Migration velocity analysis for anisotropic models |

Since first reported in exploration seismology in the 1930s (McCollum and Snell, 1932), anisotropy has become increasingly important in seismic imaging and exploration. Until now, the transverse isotropic (TI) model has been the most commonly used model in seismic imaging. Postma (1955), Helbig (1956) and Backus (1962) have shown that a sequence of isotropic layers on a scale much smaller than the wavelength leads to an anisotropic medium. If the layers are horizontal, the medium is defined as a vertical TI (VTI) medium. A VTI medium is commonly formed because of thin bedding during deposition. If the layers become dipping due to deformation, a tilted TI (TTI) medium is formed. Many authors (Shan, 2009; Fei and Liner, 2008; Zhang and Zhang, 2009; Fletcher et al., 2009) have developed migration and processing schemes for VTI and TTI media; however, the challenge of estimating the anisotropy model remains a bottleneck for the exploration workflow.

The existing anisotropic model-building schemes are mostly based on measuring the non-hyperbolic moveout along the traveltime curve to flatten the common image gathers (CIG) (Woodward et al., 2008; Zhou et al., 2003; Cai et al., 2009; Zhou et al., 2004; Yuan et al., 2006). However, traveltime ray-based methods are prone to errors and unrealistic results when multi-pathing exists in areas of complex overburden. Hence, we propose to apply wave-equation tomography for anisotropic model building.

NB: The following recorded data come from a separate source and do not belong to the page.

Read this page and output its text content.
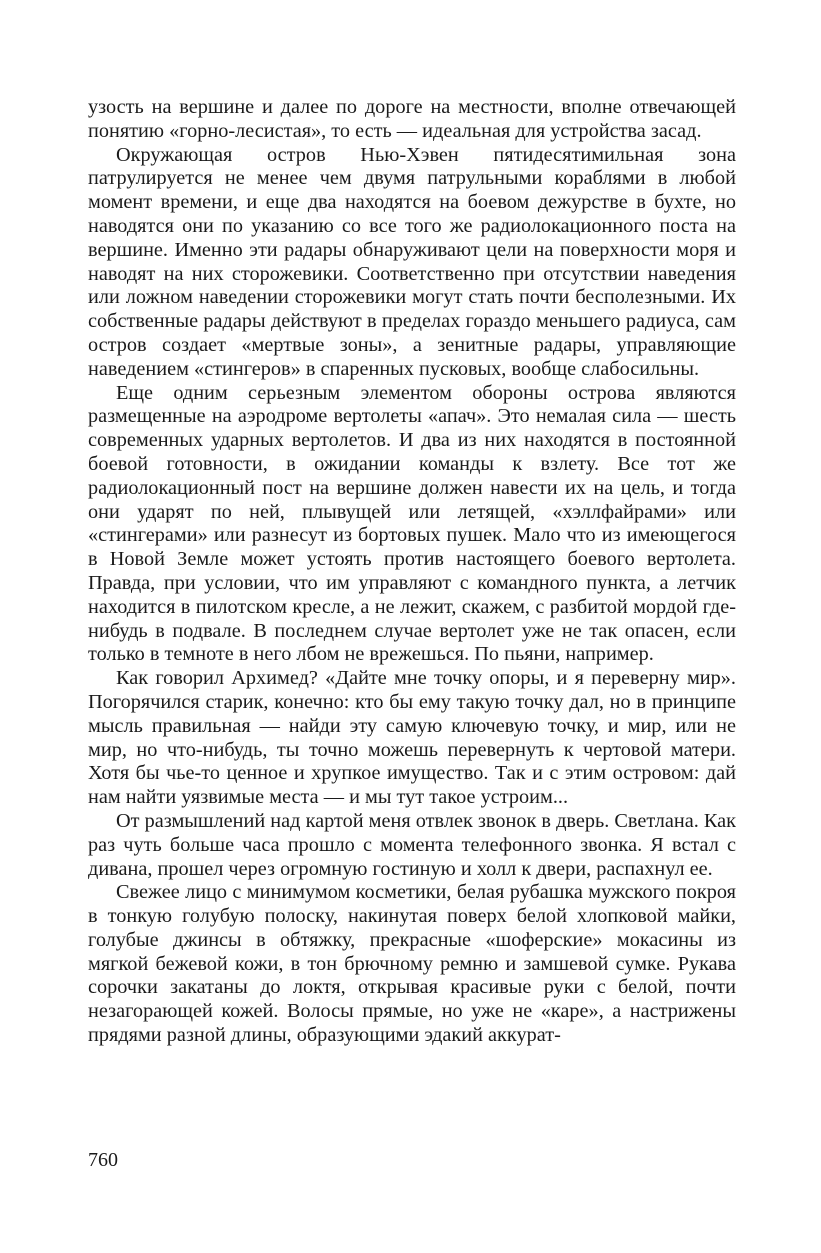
узость на вершине и далее по дороге на местности, вполне отвечающей понятию «горно-лесистая», то есть — идеальная для устройства засад.

Окружающая остров Нью-Хэвен пятидесятимильная зона патрулируется не менее чем двумя патрульными кораблями в любой момент времени, и еще два находятся на боевом дежурстве в бухте, но наводятся они по указанию со все того же радиолокационного поста на вершине. Именно эти радары обнаруживают цели на поверхности моря и наводят на них сторожевики. Соответственно при отсутствии наведения или ложном наведении сторожевики могут стать почти бесполезными. Их собственные радары действуют в пределах гораздо меньшего радиуса, сам остров создает «мертвые зоны», а зенитные радары, управляющие наведением «стингеров» в спаренных пусковых, вообще слабосильны.

Еще одним серьезным элементом обороны острова являются размещенные на аэродроме вертолеты «апач». Это немалая сила — шесть современных ударных вертолетов. И два из них находятся в постоянной боевой готовности, в ожидании команды к взлету. Все тот же радиолокационный пост на вершине должен навести их на цель, и тогда они ударят по ней, плывущей или летящей, «хэллфайрами» или «стингерами» или разнесут из бортовых пушек. Мало что из имеющегося в Новой Земле может устоять против настоящего боевого вертолета. Правда, при условии, что им управляют с командного пункта, а летчик находится в пилотском кресле, а не лежит, скажем, с разбитой мордой где-нибудь в подвале. В последнем случае вертолет уже не так опасен, если только в темноте в него лбом не врежешься. По пьяни, например.

Как говорил Архимед? «Дайте мне точку опоры, и я переверну мир». Погорячился старик, конечно: кто бы ему такую точку дал, но в принципе мысль правильная — найди эту самую ключевую точку, и мир, или не мир, но что-нибудь, ты точно можешь перевернуть к чертовой матери. Хотя бы чье-то ценное и хрупкое имущество. Так и с этим островом: дай нам найти уязвимые места — и мы тут такое устроим...

От размышлений над картой меня отвлек звонок в дверь. Светлана. Как раз чуть больше часа прошло с момента телефонного звонка. Я встал с дивана, прошел через огромную гостиную и холл к двери, распахнул ее.

Свежее лицо с минимумом косметики, белая рубашка мужского покроя в тонкую голубую полоску, накинутая поверх белой хлопковой майки, голубые джинсы в обтяжку, прекрасные «шоферские» мокасины из мягкой бежевой кожи, в тон брючному ремню и замшевой сумке. Рукава сорочки закатаны до локтя, открывая красивые руки с белой, почти незагорающей кожей. Волосы прямые, но уже не «каре», а настрижены прядями разной длины, образующими эдакий аккурат-

760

Wave-equation tomography has been widely studied in isotropic velocity building and can be implemented either in the data space, commonly known as Full-Waveform Inversion (FWI) (Woodward, 1992; Tarantola, 1984) or in the image space, commonly known as Wave-Equation Migration Velocity Analysis (WEMVA) (Shen, 2004; Sava and Biondi, 2004b; Shen and Symes, 2008; Sava and Biondi, 2004a; Guerra et al., 2009). Several advantages drive us to use the image-space wave-equation tomography instead of data-space wave-equation tomography: first, WEMVA does not require as accurate an initial model to avoid the cycle-skipping problem as FWI requires. In fact, many studies (Guerra and Biondi, 2010; Tang and Biondi, 2010; Guerra et al., 2009) show that the resolution gap between ray-based tomography and FWI could be linked by the image-space WEMVA method; second, the objective function is directly related to the final image; third, the migrated image is often much cleaner than the recorded wavefields. Therefore, we choose to extend image-space WEMVA from isotropic velocity building to anisotropic model building.

In this paper, we first generalize the methodology of image-space WEMVA from an isotropic medium to an anisotropic medium and explain our parameterization. We show that the gradient of the tomographic objective functional for an isotropic medium can be modified to describe an anisotropic medium by simply adding a term for the additional parameter. Finally, we test our inversion scheme on a shallow part of the Hess anisotropic synthetic dataset.